There was a moment, not of hesitation but of completing a thought, before he looked up and rose to his feet. In that moment, John Wingfield, Sr. had his own shock over the change in the room. The muscles of his face twitched in irritation, as if his wife’s very frailty were baffling invulnerability. Straightening his features into a mask, his eyes still spoke his emotion in a kind of stare of resentment at the picture.
Then he saw his son’s shoulders rising above his own and looked into his son’s eyes to see them smiling. Long isolated by his power from clashes of will under the roof of his store or his house, the father had a sense of the rippling flash of steel blades. A word might start a havoc of whirling, burning sentences, confusing and stifling as a desert sandstorm; or it might bring a single killing flash out of gathering clouds.
Thus the two were facing each other in a silence oppressive to both, which neither knew how to break, when relief came in the butler’s announcement of dinner. Indeed, by such small, objective interruptions do dynamic inner impulses hang that this little thing may have suppressed the lightnings.
The father was the first to speak. He hoped that a first day in New York had brought Jack a good appetite; certainly, he could see that the store had given him a wonderful fit for a rush order.
BY RIGHT OF ANCESTRY
There were to be no stories of Little Rivers at dinner; no questions asked about desert life. This chapter of Jack’s career was a past rung of the ladder to John Wingfield, Sr. who was ever looking up to the rungs above. The magnetism and charm with which he won men to his service now turned to the immediate problem of his son, whom he was to refashion according to his ideas.
“Are you ready to settle down?” he asked, half fearful lest that scene in the drawing-room might have wrought a change of purpose.
In answer he was seeing another Jack; a Jack relaxed, amiable, even amenable.
“If you have the patience,” said Jack. “You know, father, I haven’t a cash-register mind. I’m starting out on a new trail and I am likely to go lame at times. But I mean to be game.”
He looked very frankly and earnestly into his father’s eyes.
“Wild oats sown! My boy, after all!” thought the father. “Respected his mother! Well, didn’t I respect mine? Of course—and let him! It is good principles. It is right. He has health; that is better than schooling.”

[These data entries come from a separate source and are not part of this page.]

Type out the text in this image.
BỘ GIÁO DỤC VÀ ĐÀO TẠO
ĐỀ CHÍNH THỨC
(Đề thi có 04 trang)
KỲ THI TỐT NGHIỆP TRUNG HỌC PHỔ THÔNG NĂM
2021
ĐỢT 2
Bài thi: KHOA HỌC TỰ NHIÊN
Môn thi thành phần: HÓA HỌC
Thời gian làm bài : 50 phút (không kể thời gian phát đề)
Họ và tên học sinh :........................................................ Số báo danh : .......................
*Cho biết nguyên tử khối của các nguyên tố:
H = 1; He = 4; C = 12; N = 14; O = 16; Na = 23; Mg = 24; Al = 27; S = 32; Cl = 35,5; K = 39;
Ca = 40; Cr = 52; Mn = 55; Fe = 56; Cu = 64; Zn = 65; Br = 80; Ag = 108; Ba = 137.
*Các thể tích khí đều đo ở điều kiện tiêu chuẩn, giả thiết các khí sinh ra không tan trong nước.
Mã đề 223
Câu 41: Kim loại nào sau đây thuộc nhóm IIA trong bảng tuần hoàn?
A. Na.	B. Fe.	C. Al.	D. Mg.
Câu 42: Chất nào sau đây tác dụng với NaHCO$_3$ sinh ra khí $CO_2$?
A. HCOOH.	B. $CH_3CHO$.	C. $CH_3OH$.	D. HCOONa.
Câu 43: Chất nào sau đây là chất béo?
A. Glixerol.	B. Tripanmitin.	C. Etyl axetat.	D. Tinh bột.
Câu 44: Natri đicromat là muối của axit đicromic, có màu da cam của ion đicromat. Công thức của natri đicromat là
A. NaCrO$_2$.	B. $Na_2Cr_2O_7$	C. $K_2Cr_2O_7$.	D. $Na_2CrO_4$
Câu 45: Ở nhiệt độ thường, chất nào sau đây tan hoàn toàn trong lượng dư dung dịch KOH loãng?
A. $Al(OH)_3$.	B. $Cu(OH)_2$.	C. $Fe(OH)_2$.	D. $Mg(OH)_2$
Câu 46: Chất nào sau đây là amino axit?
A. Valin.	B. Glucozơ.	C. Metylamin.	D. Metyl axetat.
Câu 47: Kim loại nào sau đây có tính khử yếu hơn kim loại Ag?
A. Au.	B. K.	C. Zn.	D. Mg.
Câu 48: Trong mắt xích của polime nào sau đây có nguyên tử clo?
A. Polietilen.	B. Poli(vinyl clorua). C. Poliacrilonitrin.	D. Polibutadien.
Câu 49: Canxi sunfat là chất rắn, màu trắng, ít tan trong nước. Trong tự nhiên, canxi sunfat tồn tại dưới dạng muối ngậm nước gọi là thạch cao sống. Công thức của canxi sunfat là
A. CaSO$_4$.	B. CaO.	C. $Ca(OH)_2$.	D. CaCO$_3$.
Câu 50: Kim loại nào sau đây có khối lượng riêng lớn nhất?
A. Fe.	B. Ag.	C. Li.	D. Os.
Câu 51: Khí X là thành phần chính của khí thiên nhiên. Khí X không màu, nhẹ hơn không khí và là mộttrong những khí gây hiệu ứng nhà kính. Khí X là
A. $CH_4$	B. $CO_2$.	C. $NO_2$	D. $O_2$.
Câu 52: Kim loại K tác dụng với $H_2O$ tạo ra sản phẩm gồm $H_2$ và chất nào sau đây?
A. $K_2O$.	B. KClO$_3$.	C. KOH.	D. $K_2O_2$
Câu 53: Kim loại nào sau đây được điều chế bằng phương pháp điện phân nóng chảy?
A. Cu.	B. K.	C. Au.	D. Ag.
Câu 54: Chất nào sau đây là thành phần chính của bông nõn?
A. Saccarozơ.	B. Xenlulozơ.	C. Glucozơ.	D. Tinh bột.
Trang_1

In place of the shock of the son’s will against his, he was feeling it as a force which might yet act in unison with his. He expanded with the pride of the fortune-builder. He told how a city within a city is created and run; of tentacles of investment and enterprise stretching beyond the store in illimitable ambition; how the ball of success, once it was set rolling, gathered bulk of its own momentum and ever needed closer watching to keep it clear of obstacles.